Primary Sources: the Dream-Quest of Unknown Kadath 18, Across the Cenerian Sea Again
Eventually Carter’s ship comes in, and sure enough, the sailors aboard it clearly possess traits putting them in the same ethnicity as the godlike features of Ngranek. You might expect Carter to rush these guys and be all, omg, take me with you! but in fact he plays it very cool. He just stalks them for a week, eavesdropping, ducking out of sight, that kind of thing. He figures if he lets on that he seeks unknown Kadath, Leng, the abode of the Gods, et cetera, the sailors will clam up.
Shortly before the ship leaves port again, Carter books passage, telling the sailors he’s an old onyx miner and wishful to work in their quarries. They set sail, northward bound, aboard the Inquanok ship. Lovecraft describes it as teakwood with ebony fittings and traceries of gold, and Carter’s cabin has hangings of silk and velvet. Also, the ship is very lovely and cunningly wrought, he just comes out and says, in case we didn’t guess that on our own.
Aboard the ship, Carter tries to make friends with the sailors. They’re happy to tell him all about Inquanok, and about their onyx quarries, and what a shame it is that cats refuse to live in Inquanok. But what can you do? They’ve got Leng right there; you can’t blame the cats for being skittish.

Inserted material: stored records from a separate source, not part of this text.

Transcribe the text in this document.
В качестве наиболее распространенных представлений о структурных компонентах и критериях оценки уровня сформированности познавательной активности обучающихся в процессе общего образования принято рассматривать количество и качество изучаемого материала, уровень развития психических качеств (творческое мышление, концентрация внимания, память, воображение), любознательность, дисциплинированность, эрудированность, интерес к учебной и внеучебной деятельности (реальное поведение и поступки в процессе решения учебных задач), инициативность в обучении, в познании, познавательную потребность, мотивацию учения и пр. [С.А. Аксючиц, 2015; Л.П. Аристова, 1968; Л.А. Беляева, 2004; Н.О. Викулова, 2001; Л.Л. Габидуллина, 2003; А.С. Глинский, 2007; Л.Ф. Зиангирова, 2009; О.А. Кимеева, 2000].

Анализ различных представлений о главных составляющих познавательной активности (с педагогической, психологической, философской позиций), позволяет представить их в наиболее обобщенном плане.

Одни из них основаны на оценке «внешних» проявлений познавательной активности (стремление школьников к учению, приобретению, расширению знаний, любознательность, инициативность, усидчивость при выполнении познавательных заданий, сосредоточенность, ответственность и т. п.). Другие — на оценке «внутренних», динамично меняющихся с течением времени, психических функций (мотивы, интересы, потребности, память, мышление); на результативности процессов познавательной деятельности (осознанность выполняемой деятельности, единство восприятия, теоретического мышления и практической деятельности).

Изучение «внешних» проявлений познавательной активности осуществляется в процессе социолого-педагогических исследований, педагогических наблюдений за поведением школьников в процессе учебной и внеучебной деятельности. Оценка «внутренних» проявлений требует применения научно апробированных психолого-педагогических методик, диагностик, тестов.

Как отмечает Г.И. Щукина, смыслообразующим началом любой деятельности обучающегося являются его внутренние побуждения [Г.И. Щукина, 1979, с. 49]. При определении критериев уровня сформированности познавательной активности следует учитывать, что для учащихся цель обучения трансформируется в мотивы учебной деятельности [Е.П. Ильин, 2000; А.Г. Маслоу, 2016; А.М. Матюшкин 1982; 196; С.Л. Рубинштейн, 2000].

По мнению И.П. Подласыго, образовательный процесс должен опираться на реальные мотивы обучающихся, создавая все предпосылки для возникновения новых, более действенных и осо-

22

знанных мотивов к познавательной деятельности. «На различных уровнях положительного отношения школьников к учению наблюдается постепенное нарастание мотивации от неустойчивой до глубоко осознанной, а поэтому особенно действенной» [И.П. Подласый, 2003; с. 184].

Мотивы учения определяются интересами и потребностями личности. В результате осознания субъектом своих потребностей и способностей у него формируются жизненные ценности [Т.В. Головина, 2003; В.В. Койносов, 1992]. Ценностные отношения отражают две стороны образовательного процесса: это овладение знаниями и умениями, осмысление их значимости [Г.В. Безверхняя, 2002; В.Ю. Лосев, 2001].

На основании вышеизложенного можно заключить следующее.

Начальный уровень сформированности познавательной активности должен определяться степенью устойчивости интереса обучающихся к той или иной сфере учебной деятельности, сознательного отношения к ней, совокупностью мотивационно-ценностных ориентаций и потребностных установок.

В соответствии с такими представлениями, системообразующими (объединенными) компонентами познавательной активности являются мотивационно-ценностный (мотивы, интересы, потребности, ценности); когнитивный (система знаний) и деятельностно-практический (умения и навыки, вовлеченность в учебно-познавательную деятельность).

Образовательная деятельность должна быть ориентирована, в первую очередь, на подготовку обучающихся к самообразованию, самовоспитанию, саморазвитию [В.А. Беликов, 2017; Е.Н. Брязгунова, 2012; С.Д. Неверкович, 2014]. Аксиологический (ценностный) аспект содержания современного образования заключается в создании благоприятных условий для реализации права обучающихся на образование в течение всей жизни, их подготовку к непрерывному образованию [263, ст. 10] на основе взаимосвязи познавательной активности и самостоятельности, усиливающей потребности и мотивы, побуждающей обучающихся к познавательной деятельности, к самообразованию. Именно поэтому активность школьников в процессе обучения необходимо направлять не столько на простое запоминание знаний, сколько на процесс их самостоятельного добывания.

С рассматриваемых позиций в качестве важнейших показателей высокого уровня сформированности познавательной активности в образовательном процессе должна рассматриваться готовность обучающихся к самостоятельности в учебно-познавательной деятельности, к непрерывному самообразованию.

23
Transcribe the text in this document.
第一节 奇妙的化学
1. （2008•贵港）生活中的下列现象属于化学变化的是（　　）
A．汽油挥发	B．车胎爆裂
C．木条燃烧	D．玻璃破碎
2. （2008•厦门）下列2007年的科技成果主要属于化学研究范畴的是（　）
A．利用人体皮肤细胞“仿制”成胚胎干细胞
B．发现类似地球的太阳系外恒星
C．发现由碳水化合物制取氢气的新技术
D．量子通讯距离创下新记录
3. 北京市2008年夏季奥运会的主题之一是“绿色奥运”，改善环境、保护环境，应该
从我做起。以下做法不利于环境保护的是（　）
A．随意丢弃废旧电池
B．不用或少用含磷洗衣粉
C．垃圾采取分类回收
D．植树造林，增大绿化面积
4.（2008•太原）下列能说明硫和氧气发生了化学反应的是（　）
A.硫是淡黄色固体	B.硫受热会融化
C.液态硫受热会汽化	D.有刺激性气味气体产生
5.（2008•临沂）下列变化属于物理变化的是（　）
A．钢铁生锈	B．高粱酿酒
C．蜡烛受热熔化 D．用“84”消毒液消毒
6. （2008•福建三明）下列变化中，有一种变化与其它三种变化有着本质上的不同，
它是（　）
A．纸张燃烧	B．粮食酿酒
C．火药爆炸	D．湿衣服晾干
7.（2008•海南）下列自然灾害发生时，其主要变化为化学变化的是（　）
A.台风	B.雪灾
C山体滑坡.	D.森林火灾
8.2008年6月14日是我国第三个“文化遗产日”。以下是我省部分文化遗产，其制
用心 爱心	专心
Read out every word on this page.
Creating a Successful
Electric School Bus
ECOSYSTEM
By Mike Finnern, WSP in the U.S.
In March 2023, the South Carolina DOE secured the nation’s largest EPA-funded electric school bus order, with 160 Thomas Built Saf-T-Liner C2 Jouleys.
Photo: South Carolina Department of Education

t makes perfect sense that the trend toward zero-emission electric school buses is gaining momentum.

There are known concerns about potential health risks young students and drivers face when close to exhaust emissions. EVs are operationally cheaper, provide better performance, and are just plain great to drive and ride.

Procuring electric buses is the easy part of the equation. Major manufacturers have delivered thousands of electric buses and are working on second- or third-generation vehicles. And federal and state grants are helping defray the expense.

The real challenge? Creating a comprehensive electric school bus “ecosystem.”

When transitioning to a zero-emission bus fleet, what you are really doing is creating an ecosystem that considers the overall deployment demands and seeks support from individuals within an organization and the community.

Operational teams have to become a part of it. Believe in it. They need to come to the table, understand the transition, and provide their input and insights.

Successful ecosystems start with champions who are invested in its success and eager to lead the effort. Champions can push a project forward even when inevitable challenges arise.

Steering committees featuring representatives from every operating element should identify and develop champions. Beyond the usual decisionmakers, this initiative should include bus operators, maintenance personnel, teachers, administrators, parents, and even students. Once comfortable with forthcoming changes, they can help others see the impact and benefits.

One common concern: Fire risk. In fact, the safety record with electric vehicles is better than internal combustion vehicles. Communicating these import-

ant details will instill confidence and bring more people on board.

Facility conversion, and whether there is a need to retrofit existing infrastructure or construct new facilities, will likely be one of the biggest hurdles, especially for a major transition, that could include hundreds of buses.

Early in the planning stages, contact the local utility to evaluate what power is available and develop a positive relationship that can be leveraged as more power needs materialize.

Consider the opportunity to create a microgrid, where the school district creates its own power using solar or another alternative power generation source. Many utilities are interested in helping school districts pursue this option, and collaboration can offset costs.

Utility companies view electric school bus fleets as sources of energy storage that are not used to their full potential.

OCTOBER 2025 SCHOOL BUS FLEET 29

They don’t want to talk about Leng, or the desert that guards it, but they do go on at length about how the very best onyx quarry sits far to the north, at the edge of this cold desert whose existence the men of Inquanok did not care to admit. The onyx pulled from the ground there was so awesome, so huge and shiny and onyx-like, that those who looked upon it were struck with terror.
It’s a terrible place, they say, and abandoned and best avoided, and besides, no one knows what happened to that accursed onyx. Best, they say, to abandon it to the shantak-birds.
Carter recalls that the Great Ones’ castle atop unknown Kadath is of onyx, a little tidbit you might recall from way back in at the very beginning of this story.
Northwards they sail, and every morning when the sun rises, it’s a little further southwards in the sky. The days get shorter and shorter, until they stop entirely, and you’ve got just dusk and night.
Three weeks out of Celephais they come within sight of land. The first trace of the northern peaks is a single mountain, an island spiking up from the sea, barren and cold. Carter asks about it, but the sailors tell him it has no name and no one ever lands there, on account of every night you can hear howls and screams from it. So Carter doesn’t feel too bad when they pass it by.
Two days after that, they sail into the harbor at the city of Inquanok, largest port in the land of Inquanok. Lovecraft describes the city as possessing qualities very common in the Dreamlands — it’s tall, it’s archaic, it’s rare and curious. The buildings are all black and high, carved on every side with flowers and patterns whose dark symmetries dazzled the eye with a beauty more poignant than light. The buildings are also very pointy: some ended in swelling domes that tapered to a point, others in terraced pyramids whereon rose clustered minarets, says Lovecraft.
In the center of the city, as in the center of Ulthar and Celephais before them, stands a massive tower higher than any other building in town: the local temple of the Elder Ones, ruled by an old High-Priest sad with inner secrets.